Video Generation From Text
This addresses the challenge of generating videos from text for applications in content creation and AI, but it is incremental as it builds on existing generative models.
The paper tackles video generation from text by training a conditional generative model that extracts static and dynamic information, using a hybrid VAE-GAN framework and automatically creating a matched text-video corpus. It shows that the framework generates plausible and diverse videos, significantly outperforming baseline models adapted from text-to-image generation.

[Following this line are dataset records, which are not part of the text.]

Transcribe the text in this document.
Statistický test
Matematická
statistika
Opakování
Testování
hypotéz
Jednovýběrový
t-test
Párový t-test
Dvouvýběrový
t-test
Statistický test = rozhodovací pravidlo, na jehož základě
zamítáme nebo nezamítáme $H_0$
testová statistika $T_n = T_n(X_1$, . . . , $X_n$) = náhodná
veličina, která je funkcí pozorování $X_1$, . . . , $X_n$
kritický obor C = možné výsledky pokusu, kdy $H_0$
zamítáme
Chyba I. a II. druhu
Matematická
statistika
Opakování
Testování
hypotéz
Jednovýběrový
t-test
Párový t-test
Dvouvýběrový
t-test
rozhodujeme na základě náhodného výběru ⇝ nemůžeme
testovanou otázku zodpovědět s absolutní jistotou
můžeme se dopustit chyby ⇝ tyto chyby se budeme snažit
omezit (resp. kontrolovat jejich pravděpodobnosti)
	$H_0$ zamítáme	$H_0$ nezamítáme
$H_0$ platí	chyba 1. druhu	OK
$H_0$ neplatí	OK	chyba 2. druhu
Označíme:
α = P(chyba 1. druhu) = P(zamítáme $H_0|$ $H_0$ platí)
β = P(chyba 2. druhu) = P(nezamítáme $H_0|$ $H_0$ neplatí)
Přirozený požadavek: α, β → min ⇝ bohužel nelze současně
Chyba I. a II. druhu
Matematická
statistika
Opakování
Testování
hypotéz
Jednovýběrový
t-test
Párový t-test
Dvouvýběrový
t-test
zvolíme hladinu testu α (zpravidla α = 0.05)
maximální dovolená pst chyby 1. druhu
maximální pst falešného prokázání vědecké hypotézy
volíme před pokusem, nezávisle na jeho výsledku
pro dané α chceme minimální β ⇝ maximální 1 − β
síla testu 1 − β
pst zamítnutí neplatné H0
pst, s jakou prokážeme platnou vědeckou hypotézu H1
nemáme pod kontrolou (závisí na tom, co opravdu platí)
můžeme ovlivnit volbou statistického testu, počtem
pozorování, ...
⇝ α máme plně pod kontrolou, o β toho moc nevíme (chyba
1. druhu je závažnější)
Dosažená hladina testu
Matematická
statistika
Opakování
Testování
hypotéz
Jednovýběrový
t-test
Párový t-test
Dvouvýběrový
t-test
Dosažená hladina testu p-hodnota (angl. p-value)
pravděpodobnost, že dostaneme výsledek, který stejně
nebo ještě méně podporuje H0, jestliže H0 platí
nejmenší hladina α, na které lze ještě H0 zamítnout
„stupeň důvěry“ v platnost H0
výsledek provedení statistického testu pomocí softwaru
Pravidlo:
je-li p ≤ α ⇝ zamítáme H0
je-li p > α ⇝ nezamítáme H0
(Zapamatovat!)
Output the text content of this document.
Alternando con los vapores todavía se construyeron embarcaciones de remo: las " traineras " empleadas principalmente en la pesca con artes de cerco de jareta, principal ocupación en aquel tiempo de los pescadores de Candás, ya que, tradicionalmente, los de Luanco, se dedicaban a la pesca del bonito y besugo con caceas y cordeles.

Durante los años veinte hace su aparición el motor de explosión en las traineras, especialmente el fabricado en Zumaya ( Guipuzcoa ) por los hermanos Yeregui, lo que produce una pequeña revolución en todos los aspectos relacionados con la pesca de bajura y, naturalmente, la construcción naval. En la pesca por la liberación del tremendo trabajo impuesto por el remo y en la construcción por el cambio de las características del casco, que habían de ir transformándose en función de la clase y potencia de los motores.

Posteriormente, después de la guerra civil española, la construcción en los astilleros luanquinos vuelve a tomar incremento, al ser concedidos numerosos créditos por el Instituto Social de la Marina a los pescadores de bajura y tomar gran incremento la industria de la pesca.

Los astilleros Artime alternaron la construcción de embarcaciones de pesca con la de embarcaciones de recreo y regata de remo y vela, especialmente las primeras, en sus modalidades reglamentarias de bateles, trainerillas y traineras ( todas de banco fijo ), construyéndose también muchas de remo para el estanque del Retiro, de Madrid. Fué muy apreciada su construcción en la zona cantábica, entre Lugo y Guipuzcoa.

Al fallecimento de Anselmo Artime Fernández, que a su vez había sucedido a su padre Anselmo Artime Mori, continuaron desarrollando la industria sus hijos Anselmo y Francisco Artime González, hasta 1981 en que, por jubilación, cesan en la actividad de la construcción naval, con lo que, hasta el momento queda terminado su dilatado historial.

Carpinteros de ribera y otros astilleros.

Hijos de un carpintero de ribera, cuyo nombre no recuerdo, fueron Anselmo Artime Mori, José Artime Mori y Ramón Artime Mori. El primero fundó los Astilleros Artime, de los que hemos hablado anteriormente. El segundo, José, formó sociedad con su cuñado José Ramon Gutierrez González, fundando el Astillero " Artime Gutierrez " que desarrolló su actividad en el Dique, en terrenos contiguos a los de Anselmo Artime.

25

Generating videos from text has proven to be a significant challenge for existing generative models. We tackle this problem by training a conditional generative model to extract both static and dynamic information from text. This is manifested in a hybrid framework, employing a Variational Autoencoder (VAE) and a Generative Adversarial Network (GAN). The static features, called "gist," are used to sketch text-conditioned background color and object layout structure. Dynamic features are considered by transforming input text into an image filter. To obtain a large amount of data for training the deep-learning model, we develop a method to automatically create a matched text-video corpus from publicly available online videos. Experimental results show that the proposed framework generates plausible and diverse videos, while accurately reflecting the input text information. It significantly outperforms baseline models that directly adapt text-to-image generation procedures to produce videos. Performance is evaluated both visually and by adapting the inception score used to evaluate image generation in GANs.